The subject? So-called silencers and, by extension, the inherent evilness of Donald Trump and his family.
Sometime in January a story appeared that had Donald Trump Jr. advocating for better laws governing suppressors, popularly, if erroneously, known is silencers.
My friend, already on edge about all things political, began to rail against the kind of over-privileged person who could take up the cause of such a bad, bad thing.
We have been friends a long time–since grammar school– and so over the many years we have made peace with the fact that we disagree on a lot of things, and we always will.
But, I may have rolled my eyes. And there may have been a comment about how I was rolling my eyes. And there was, in fact a little yelling before I mentioned (perhaps in a loudish voice) that she didn’t know what she was talking about. One of the reasons we are still friends, despite many differences, is that she is almost always willing to learn new things, even if it might be accompanied by a certain amount of “show me” truculence.

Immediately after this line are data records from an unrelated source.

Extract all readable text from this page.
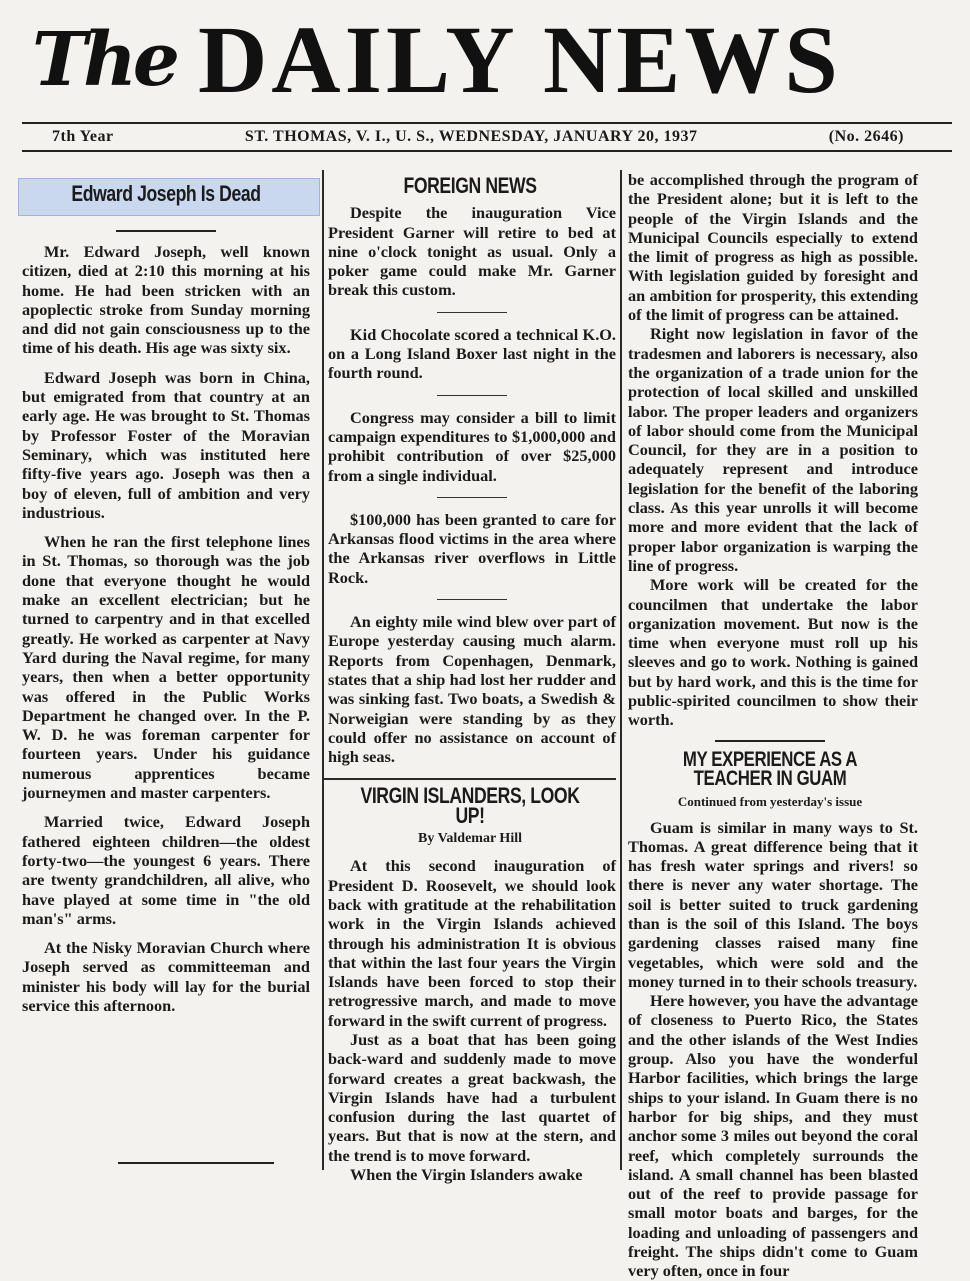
The DAILY NEWS
7th Year	ST. THOMAS, V. I., U. S., WEDNESDAY, JANUARY 20, 1937	(No. 2646)
Edward Joseph Is Dead

Mr. Edward Joseph, well known citizen, died at 2:10 this morning at his home. He had been stricken with an apoplectic stroke from Sunday morning and did not gain consciousness up to the time of his death. His age was sixty six.

Edward Joseph was born in China, but emigrated from that country at an early age. He was brought to St. Thomas by Professor Foster of the Moravian Seminary, which was instituted here fifty-five years ago. Joseph was then a boy of eleven, full of ambition and very industrious.

When he ran the first telephone lines in St. Thomas, so thorough was the job done that everyone thought he would make an excellent electrician; but he turned to carpentry and in that excelled greatly. He worked as carpenter at Navy Yard during the Naval regime, for many years, then when a better opportunity was offered in the Public Works Department he changed over. In the P. W. D. he was foreman carpenter for fourteen years. Under his guidance numerous apprentices became journeymen and master carpenters.

Married twice, Edward Joseph fathered eighteen children—the oldest forty-two—the youngest 6 years. There are twenty grandchildren, all alive, who have played at some time in "the old man's" arms.

At the Nisky Moravian Church where Joseph served as committeeman and minister his body will lay for the burial service this afternoon.

FOREIGN NEWS

Despite the inauguration Vice President Garner will retire to bed at nine o'clock tonight as usual. Only a poker game could make Mr. Garner break this custom.

Kid Chocolate scored a technical K.O. on a Long Island Boxer last night in the fourth round.

Congress may consider a bill to limit campaign expenditures to $1,000,000 and prohibit contribution of over $25,000 from a single individual.

$100,000 has been granted to care for Arkansas flood victims in the area where the Arkansas river overflows in Little Rock.

An eighty mile wind blew over part of Europe yesterday causing much alarm. Reports from Copenhagen, Denmark, states that a ship had lost her rudder and was sinking fast. Two boats, a Swedish & Norweigian were standing by as they could offer no assistance on account of high seas.

VIRGIN ISLANDERS, LOOK UP!

By Valdemar Hill

At this second inauguration of President D. Roosevelt, we should look back with gratitude at the rehabilitation work in the Virgin Islands achieved through his administration It is obvious that within the last four years the Virgin Islands have been forced to stop their retrogressive march, and made to move forward in the swift current of progress.

Just as a boat that has been going back-ward and suddenly made to move forward creates a great backwash, the Virgin Islands have had a turbulent confusion during the last quartet of years. But that is now at the stern, and the trend is to move forward.

When the Virgin Islanders awake

be accomplished through the program of the President alone; but it is left to the people of the Virgin Islands and the Municipal Councils especially to extend the limit of progress as high as possible. With legislation guided by foresight and an ambition for prosperity, this extending of the limit of progress can be attained.

Right now legislation in favor of the tradesmen and laborers is necessary, also the organization of a trade union for the protection of local skilled and unskilled labor. The proper leaders and organizers of labor should come from the Municipal Council, for they are in a position to adequately represent and introduce legislation for the benefit of the laboring class. As this year unrolls it will become more and more evident that the lack of proper labor organization is warping the line of progress.

More work will be created for the councilmen that undertake the labor organization movement. But now is the time when everyone must roll up his sleeves and go to work. Nothing is gained but by hard work, and this is the time for public-spirited councilmen to show their worth.

MY EXPERIENCE AS A TEACHER IN GUAM

Continued from yesterday's issue

Guam is similar in many ways to St. Thomas. A great difference being that it has fresh water springs and rivers! so there is never any water shortage. The soil is better suited to truck gardening than is the soil of this Island. The boys gardening classes raised many fine vegetables, which were sold and the money turned in to their schools treasury.

Here however, you have the advantage of closeness to Puerto Rico, the States and the other islands of the West Indies group. Also you have the wonderful Harbor facilities, which brings the large ships to your island. In Guam there is no harbor for big ships, and they must anchor some 3 miles out beyond the coral reef, which completely surrounds the island. A small channel has been blasted out of the reef to provide passage for small motor boats and barges, for the loading and unloading of passengers and freight. The ships didn't come to Guam very often, once in four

And, so I proceed to explain that while I was not an expert on them, and had never had the opportunity to use one, “silencers” were in fact, not silent and were more properly called “suppressors,” in that, unlike in the movies, they don’t silence the report of a gun, but rather suppress it.
I mentioned that they had been in use for at least a 100 years in modern form; that they were in fairly wide use for hunting, especially in Europe, and that they were heavily taxed under provisions of the National Firearms Act (NF.A) of 1934 (which most people associate with the regulation and taxation of true machine guns). I also said they were legal, under the NFA provisions, in most states, but not ours.
While I likely did not change her views on any of the other topics under “discussion” that day, I did succeed in educating her on suppressors, perhaps even interesting her in trying one out some day.
A few days later, The Washington Post carried an op-ed by Robert Spitzer, author of Guns Across America and a political science professor at SUNY Cortland.
“Gunfire-loud, sharp, rude, abrupt-is an important safety feature of any firearm. From potential victims who seek to escape a mass shooting to a hiker being alerted to the presence of a hunter in the woods, the sound warns bystanders of potentially lethal danger. Yet gun advocates insist there is a greater danger: hearing loss by gun owners,” Spitzer wrote
“The NRA is renewing with gusto its misbegotten push, begun in the last Congress, to make gun silencers easier to acquire by swiping a page from the public health community’s long-standing efforts to warn of the dangers of firearms. The Hearing Protection Act, which would remove federal registration and identification requirements for those seeking gun silencers, has received the blessing of President Trump’s son, Donald Jr., and the welcome of the gun-friendly 115th Congress. Even though silencer purchase are legal in all but eight states, advocates want to sweep aside background check and record-keeping requirements, such as photos and fingerprinting, first enacted as part of the National Firearms Act of 1934, a law passed to curb gangster weapons such as submachine guns and sawed-off shotguns” he continued.
Spitzer further argued, “Beyond the familiar political imperative to eviscerate any_ and all gun laws – so why not this one? – the goal is clearly to boost silencer (advocates prefer the term ‘suppressor’) sales, which have already become a gun industry boomlet. Further proliferation of silencers would also have the commercial benefit of boosting gun sales, because most existing guns do not have the threaded barrels necessary to attach them.”
It is interesting to note that Spitzer could have (and maybe did) write almost the same thing, substituting “assault weapons” for “silencers” 20 years ago.
The willful misunderstanding of how things work and the use of slangy, yet inaccurate terms, is pretty common in the anti-gun playbo0k. It has been successful in demonizing classes of firearms in the past. Gun owners, not immune to the charms of slang, have been complicit in some of this.
But it is incumbent on us to begin using proper terminology and to explain-even at top volume–how things really work.